Le leadership religieux mérite d’être salué en ce jour de fête de fin du Ramadan, grand moment musulman, sans oublier d’y associer le clergé catholique. Parce qu’il ne s’agit pas de célébrer son rôle de guide spirituel qui relève de son action normale mais de se féliciter de la manière dont ses principales figures ont assumé leurs devoirs face à la grande pandémie du coronavirus.

La crise a révélé leur leadership. Qui n’a pas été frappé par le discours rassurant du Khalife général des mourides, Serigne Mountakha Mbacke, que l’on a eu trop vite accusé d’avoir pris un pari risqué en allant prier à la grande mosquée de la ville de Touba à l’aube de l’arrivée du virus.

Nombreux furent ceux qui pensèrent qu’il allait être un coupable dans la propagation du corona par cet acte induisant une dangereuse promiscuité propice à la pénétration du Corona au sein des populations.

Primat moral

Non seulement, doigts croisés, il n’en n’est rien, mais chaque jour qui passe a mis en relief le primat moral du guide de la confrérie des mourides. Personne n’oublie ses appels au calme, sa banalisation de la pandémie, du virus qui la porte, en y voyant une manifestation divine qui pouvait être maîtrisée avec l’aide de notre Seigneur parce que son invocation par le respect de ses instructions pouvait agir positivement pour contrer ce défi qu’il nous impose.
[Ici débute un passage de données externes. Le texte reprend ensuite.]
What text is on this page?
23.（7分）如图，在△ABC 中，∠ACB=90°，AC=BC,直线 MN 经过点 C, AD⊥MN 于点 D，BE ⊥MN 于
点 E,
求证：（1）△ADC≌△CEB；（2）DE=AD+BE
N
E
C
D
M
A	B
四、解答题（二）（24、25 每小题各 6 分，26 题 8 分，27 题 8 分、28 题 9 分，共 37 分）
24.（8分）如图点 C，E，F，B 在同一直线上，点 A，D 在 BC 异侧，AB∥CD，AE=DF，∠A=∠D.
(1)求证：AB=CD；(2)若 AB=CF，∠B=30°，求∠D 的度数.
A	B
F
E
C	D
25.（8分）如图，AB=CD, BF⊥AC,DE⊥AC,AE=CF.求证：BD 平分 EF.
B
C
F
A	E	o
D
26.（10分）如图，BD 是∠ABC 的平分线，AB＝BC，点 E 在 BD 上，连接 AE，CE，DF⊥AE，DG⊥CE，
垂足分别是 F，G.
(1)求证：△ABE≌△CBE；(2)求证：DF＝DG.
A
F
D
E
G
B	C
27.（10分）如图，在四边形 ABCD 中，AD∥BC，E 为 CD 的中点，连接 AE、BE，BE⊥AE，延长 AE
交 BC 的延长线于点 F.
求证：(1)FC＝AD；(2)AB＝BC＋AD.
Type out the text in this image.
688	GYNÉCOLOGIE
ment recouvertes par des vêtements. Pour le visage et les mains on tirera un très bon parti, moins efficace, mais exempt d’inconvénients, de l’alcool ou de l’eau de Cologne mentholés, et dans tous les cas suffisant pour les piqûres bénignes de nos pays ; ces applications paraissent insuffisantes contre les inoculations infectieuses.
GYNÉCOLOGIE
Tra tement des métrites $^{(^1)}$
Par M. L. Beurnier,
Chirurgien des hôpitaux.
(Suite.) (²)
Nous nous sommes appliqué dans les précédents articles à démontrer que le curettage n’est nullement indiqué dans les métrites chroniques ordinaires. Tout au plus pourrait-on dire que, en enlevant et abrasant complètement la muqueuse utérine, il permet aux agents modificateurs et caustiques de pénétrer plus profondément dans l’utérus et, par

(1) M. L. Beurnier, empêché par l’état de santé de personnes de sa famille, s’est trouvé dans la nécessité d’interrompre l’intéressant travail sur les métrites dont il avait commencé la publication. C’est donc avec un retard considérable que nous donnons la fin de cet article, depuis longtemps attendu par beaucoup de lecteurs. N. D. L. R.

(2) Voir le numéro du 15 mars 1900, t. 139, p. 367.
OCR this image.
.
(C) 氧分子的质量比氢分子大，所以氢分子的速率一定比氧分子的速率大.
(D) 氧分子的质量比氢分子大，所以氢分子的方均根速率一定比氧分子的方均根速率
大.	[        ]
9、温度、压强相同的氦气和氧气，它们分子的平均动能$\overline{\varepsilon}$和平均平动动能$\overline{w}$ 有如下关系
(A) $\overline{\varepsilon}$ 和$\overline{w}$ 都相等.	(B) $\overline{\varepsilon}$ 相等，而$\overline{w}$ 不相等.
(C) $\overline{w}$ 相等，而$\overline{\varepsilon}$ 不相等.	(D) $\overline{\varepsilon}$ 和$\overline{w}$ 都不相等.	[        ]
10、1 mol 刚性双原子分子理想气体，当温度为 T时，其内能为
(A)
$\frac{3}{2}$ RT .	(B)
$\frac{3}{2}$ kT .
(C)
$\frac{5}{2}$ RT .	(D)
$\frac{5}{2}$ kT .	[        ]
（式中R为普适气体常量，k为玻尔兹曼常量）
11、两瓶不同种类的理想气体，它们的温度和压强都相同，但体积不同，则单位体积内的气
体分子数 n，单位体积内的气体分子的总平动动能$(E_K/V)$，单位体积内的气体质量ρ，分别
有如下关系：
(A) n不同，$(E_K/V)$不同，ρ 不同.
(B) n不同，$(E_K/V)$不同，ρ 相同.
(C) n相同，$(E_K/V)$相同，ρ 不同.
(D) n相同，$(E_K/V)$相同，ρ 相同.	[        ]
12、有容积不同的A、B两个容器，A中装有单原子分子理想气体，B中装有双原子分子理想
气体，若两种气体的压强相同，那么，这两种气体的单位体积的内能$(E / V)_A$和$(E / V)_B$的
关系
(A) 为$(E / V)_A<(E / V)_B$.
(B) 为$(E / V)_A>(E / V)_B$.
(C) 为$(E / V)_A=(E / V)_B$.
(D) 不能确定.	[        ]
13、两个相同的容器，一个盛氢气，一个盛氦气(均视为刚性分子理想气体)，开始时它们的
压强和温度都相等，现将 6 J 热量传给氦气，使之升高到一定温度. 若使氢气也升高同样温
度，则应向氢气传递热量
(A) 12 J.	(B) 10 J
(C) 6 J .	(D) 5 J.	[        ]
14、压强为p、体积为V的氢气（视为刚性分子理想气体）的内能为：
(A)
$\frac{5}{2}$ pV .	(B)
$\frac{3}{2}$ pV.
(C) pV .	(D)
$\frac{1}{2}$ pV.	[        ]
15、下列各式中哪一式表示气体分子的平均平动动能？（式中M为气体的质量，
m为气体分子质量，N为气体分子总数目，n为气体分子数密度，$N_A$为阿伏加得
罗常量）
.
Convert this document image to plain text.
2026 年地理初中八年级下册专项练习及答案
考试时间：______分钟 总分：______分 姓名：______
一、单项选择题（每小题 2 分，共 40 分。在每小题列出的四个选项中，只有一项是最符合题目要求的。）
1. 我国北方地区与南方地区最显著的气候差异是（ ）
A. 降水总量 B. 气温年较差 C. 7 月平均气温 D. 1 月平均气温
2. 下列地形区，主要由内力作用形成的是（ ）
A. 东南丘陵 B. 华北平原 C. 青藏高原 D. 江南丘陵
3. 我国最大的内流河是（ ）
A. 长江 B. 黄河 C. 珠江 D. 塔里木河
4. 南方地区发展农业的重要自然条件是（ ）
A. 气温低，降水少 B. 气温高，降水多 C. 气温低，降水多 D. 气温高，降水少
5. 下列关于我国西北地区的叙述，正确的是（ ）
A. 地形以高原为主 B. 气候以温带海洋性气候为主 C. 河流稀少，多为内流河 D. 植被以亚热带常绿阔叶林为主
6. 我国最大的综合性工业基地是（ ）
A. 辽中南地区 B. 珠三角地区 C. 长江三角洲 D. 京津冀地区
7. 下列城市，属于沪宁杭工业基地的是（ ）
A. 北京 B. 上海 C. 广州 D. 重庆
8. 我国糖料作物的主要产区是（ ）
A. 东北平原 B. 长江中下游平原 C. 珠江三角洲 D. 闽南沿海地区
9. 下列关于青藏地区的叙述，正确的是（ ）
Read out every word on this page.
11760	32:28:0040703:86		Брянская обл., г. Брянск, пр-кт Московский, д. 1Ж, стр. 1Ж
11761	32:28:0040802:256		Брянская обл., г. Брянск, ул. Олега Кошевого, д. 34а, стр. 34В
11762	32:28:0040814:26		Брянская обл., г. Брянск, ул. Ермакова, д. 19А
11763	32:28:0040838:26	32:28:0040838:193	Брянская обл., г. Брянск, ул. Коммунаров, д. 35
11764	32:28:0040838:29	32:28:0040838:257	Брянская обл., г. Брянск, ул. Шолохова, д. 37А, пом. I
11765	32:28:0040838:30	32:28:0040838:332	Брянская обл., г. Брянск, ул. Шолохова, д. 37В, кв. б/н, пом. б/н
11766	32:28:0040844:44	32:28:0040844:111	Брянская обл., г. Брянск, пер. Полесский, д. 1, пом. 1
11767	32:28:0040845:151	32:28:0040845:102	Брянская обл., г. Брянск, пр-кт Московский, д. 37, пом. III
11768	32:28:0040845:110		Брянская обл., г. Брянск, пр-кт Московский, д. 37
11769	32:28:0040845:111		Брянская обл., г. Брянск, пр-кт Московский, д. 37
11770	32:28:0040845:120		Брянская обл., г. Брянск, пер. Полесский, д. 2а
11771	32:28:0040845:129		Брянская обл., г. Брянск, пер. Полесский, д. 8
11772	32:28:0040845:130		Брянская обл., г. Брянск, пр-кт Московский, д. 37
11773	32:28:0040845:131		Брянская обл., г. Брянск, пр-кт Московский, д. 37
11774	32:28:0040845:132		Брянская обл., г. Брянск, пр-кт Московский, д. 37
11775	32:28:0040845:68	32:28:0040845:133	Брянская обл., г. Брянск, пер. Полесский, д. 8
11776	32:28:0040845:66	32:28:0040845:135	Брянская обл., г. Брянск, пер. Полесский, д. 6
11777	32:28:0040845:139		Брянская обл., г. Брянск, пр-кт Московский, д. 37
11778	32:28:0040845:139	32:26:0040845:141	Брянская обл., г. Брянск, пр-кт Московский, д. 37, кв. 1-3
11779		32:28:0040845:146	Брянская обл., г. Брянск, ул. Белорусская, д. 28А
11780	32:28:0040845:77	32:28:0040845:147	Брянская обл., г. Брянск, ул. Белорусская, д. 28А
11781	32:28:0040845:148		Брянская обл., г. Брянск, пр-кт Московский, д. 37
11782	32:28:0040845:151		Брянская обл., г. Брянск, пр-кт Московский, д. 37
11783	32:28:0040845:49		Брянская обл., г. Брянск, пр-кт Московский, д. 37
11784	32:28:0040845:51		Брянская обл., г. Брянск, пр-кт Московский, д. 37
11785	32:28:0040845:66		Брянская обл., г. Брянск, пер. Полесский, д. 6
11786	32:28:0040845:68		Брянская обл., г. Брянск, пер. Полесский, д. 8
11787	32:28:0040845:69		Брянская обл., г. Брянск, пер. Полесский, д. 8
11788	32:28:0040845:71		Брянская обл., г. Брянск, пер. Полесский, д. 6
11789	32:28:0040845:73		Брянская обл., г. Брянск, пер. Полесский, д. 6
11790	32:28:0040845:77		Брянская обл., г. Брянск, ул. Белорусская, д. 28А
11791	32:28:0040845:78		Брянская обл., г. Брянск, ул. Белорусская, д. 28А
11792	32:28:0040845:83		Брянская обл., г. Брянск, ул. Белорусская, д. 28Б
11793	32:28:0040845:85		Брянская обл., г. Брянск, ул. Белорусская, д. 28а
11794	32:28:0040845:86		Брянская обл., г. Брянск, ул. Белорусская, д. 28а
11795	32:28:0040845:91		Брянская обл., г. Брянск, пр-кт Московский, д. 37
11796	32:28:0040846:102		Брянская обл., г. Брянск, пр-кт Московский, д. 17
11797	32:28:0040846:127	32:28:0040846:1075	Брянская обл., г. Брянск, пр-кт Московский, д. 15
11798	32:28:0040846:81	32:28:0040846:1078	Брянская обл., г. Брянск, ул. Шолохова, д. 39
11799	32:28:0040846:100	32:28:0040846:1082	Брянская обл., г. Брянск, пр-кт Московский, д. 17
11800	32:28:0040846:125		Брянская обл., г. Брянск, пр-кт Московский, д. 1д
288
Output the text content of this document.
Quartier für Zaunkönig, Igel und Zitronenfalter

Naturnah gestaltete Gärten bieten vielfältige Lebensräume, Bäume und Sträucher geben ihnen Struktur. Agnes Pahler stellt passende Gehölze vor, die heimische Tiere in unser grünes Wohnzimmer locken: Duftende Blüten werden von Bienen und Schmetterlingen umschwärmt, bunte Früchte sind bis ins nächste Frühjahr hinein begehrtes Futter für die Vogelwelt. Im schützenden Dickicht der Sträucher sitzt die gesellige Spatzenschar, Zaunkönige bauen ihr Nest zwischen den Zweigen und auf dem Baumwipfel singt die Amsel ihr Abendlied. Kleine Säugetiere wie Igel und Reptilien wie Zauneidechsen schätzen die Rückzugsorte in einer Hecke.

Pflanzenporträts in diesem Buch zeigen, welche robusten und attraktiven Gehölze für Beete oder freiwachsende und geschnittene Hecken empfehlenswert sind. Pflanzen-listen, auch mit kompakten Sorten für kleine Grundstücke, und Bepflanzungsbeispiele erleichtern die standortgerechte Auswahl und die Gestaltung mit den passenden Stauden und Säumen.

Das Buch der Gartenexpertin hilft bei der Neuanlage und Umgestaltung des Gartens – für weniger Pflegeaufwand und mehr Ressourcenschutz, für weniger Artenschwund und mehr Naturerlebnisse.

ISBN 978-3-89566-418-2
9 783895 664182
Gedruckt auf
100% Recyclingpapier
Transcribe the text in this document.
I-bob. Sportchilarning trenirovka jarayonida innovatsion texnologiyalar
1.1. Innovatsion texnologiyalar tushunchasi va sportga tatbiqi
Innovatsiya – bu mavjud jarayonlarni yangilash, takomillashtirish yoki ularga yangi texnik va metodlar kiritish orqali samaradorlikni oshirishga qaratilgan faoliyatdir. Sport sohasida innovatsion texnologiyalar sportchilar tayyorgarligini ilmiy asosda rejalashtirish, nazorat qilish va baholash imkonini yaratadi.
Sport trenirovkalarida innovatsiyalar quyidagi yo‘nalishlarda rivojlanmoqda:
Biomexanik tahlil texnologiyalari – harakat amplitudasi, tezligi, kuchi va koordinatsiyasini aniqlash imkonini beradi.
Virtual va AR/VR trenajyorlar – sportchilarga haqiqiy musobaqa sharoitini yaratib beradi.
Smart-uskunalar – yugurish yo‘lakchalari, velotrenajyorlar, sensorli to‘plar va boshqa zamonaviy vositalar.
En se mettant au service de ses ouailles, en respectant et faisant respecter les mesures de prévention édictées par les autorités sanitaires, en leur offrant soutien financier et nourritures et se montrant courageux, au front, tout en maintenant l’ouverture de la mosquée, sur des critères prudentiels, nul ne peut méconnaître la qualité du leadership qu’il a déployé depuis l’avènement du coronavirus.

Son affirmation confirme l’importance de la religion dans l’équilibre de notre société. C’est que le Sénégal est devenu un pays assis sur un socle religieux. Ne pas le reconnaître, c’est passer à côté de ce qui le fonde.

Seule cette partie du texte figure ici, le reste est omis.